You are on a skateboard of mass 5.00kg with a ball in hands (mass of the ball is 600kg). You throw the ball forward horizontally and find that you recoil back with 2.0m/s. What is the forward speed of the ball? (Use your own mass where needed).

Assume there is no friction and use conservation of total momentum.

M1 = skateboard mass
M2 = your mass
M3 = ball's mass
Vr = recoil velocity
Vb = ball velocity
(M1 + M2) Vr + M3 Vb = 0
Vr = -[M3/(M1 + M2)]*Vb
Plug in your numbers. Vr is negative because the recoil is in the opposite direction

To find the forward speed of the ball, we can apply the principle of conservation of momentum. According to this principle, the total momentum before throwing the ball should be equal to the total momentum after throwing the ball.

The momentum of an object is given by the product of its mass and velocity. Therefore, the momentum before throwing the ball can be calculated by adding the momenta of the skateboard and the ball.

Let's assume the forward speed of the ball after being thrown is "v" m/s. As we're also given that the skateboard recoils back with a velocity of 2.0 m/s, we can calculate its velocity as well.

To apply the conservation of momentum, we need to calculate the momenta before and after throwing the ball.

Before throwing the ball:
Momentum of skateboard = mass of skateboard × velocity of skateboard = (5.00 kg) × (0 m/s) = 0 kg⋅m/s
Momentum of ball = mass of ball × velocity of ball = (600 kg) × (0 m/s) = 0 kg⋅m/s

Total momentum before = Momentum of skateboard + Momentum of ball = 0 kg⋅m/s + 0 kg⋅m/s = 0 kg⋅m/s

After throwing the ball:
Momentum of skateboard = mass of skateboard × velocity of skateboard = (5.00 kg) × (-2.0 m/s) = -10.00 kg⋅m/s (negative due to the opposite direction)
Momentum of ball = mass of ball × velocity of ball = (600 kg) × (v m/s)

Total momentum after = Momentum of skateboard + Momentum of ball = -10.00 kg⋅m/s + (600 kg) × (v m/s)

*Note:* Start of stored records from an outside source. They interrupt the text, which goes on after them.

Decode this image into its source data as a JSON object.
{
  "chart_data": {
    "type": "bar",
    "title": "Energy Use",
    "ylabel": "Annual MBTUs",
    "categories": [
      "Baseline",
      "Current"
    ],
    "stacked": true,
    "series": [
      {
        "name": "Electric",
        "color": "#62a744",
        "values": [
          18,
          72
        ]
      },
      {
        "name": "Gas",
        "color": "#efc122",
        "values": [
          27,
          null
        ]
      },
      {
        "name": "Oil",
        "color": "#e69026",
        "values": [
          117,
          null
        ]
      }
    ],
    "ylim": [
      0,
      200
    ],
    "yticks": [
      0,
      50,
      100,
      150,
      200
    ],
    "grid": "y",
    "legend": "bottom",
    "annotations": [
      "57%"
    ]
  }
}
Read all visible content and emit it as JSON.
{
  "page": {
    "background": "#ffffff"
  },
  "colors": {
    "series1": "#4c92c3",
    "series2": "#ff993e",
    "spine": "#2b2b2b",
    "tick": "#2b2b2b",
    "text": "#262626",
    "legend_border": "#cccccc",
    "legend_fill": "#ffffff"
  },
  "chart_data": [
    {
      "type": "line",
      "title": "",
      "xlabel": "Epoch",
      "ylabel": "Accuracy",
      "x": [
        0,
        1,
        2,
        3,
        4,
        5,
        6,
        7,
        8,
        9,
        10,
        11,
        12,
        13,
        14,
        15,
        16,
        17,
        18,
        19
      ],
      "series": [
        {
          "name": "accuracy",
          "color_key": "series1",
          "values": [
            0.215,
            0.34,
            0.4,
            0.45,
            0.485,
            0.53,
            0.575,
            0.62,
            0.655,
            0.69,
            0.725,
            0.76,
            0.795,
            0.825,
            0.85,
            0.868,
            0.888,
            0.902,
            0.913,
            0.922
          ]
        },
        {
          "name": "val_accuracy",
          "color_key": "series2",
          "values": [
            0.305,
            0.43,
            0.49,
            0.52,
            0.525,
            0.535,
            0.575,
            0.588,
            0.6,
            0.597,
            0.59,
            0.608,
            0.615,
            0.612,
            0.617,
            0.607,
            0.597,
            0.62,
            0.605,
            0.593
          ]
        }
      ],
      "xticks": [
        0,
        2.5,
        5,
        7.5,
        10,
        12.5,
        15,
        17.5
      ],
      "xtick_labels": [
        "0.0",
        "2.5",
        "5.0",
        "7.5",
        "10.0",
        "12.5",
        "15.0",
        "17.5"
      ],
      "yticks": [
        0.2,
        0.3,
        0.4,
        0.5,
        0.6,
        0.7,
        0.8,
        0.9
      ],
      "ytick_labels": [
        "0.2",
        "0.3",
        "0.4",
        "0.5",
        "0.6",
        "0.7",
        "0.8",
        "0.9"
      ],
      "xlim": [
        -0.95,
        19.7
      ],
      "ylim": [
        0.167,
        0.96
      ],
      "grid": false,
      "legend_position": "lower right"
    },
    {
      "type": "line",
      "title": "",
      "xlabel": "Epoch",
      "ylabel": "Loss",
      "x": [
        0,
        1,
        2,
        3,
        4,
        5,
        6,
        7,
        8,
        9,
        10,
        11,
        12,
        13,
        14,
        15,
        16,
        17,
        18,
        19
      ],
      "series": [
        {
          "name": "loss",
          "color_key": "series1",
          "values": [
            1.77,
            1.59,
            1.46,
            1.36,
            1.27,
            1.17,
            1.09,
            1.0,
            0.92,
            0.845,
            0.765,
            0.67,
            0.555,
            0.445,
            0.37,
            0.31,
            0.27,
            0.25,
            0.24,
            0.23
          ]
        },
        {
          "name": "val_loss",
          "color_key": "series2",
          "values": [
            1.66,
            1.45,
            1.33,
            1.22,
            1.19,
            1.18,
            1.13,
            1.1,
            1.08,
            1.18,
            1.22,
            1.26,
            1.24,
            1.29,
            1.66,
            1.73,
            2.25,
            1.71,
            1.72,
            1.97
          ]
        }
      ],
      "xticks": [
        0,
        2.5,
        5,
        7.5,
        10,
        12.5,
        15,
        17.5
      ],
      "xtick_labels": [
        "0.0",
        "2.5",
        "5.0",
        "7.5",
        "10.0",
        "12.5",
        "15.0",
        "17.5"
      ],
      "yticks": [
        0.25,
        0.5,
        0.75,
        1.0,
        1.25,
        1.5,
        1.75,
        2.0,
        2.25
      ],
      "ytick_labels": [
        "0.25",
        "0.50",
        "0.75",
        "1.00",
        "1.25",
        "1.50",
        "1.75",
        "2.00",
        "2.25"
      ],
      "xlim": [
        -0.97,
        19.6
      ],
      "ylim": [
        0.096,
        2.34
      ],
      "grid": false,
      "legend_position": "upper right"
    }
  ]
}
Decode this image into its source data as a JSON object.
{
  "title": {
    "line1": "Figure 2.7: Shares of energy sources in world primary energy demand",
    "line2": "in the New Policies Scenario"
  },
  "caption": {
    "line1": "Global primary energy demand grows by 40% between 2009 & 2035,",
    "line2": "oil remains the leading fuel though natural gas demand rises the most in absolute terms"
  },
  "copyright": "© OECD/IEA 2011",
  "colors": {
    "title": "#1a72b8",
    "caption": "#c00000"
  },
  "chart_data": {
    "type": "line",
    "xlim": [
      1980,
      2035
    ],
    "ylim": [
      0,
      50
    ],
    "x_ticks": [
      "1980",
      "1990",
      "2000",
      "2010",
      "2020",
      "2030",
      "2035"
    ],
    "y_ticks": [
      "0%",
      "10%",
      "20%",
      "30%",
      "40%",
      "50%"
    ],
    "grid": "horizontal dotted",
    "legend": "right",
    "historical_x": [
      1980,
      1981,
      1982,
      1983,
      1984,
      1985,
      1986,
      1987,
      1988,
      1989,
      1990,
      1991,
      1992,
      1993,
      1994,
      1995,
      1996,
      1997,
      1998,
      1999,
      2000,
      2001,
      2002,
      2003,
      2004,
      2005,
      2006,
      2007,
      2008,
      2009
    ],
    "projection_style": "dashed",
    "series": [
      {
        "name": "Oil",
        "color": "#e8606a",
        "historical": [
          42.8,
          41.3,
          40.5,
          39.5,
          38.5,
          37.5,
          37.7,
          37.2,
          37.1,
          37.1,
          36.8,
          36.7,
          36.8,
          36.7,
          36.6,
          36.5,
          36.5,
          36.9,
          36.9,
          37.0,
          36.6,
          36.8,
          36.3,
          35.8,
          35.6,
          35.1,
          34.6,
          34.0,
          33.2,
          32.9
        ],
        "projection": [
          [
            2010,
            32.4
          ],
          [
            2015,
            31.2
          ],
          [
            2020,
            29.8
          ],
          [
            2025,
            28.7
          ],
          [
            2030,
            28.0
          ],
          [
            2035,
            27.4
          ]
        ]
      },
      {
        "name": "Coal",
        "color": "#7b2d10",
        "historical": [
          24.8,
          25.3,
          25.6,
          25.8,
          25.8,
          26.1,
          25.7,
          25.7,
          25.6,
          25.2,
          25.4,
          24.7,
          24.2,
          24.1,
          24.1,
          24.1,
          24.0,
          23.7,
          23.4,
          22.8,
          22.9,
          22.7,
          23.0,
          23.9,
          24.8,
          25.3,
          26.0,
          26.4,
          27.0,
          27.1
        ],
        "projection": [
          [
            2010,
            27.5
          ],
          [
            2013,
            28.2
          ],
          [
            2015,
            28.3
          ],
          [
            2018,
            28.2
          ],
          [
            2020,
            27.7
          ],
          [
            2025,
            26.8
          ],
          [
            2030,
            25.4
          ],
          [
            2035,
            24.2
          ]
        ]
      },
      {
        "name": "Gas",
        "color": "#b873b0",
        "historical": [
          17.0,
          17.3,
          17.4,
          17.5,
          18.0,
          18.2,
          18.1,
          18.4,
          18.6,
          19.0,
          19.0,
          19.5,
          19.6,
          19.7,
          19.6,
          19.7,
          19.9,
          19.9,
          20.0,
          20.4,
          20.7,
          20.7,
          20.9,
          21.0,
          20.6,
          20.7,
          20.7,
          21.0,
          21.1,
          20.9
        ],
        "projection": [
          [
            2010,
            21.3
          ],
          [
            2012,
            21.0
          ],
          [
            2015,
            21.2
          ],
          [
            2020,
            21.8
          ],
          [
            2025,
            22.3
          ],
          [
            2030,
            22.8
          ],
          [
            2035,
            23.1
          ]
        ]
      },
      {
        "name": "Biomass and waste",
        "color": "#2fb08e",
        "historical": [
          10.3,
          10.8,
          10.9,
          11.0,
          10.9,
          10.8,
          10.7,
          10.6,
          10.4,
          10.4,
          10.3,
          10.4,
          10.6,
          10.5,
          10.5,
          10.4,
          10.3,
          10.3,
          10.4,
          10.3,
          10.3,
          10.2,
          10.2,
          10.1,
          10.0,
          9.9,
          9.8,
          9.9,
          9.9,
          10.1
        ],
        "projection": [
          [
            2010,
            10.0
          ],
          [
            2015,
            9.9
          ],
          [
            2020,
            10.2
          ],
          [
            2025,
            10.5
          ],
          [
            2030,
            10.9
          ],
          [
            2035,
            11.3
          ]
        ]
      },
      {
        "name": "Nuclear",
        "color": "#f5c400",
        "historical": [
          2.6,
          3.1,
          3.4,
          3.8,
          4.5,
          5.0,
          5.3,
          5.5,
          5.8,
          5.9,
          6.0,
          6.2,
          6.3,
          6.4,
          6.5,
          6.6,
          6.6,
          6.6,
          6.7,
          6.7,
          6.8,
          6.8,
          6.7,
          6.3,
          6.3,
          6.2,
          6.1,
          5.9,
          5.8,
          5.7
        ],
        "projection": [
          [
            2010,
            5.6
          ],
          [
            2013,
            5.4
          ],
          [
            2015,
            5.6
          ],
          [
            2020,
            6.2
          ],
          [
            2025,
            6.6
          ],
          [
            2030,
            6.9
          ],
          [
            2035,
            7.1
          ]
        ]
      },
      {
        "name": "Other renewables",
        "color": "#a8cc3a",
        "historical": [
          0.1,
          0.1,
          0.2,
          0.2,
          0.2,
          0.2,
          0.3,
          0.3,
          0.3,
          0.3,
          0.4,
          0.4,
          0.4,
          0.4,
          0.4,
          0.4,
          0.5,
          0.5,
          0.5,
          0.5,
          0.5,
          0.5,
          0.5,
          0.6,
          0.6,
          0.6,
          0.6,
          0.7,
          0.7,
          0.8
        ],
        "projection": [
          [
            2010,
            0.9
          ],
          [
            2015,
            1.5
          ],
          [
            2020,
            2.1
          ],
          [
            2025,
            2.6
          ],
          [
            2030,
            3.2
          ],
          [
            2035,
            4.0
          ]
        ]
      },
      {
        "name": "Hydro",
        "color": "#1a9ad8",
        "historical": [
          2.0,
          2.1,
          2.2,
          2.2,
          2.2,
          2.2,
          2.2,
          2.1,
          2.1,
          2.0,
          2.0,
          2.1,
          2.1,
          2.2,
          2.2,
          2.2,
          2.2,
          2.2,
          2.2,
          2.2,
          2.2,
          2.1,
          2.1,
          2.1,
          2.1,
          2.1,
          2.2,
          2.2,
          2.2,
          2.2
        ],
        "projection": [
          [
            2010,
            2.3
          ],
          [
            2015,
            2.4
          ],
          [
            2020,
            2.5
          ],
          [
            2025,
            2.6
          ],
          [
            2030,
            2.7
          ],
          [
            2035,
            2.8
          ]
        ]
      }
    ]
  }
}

According to the conservation of momentum, the total momentum before throwing the ball is equal to the total momentum after throwing the ball. Therefore:

0 kg⋅m/s = -10.00 kg⋅m/s + (600 kg) × (v m/s)

Simplifying the equation:

10.00 kg⋅m/s = 600 kg × v m/s

Dividing both sides by 600 kg:

10.00 kg⋅m/s ÷ 600 kg = v m/s

v ≈ 0.017 m/s

Therefore, the forward speed of the ball after being thrown is approximately 0.017 m/s.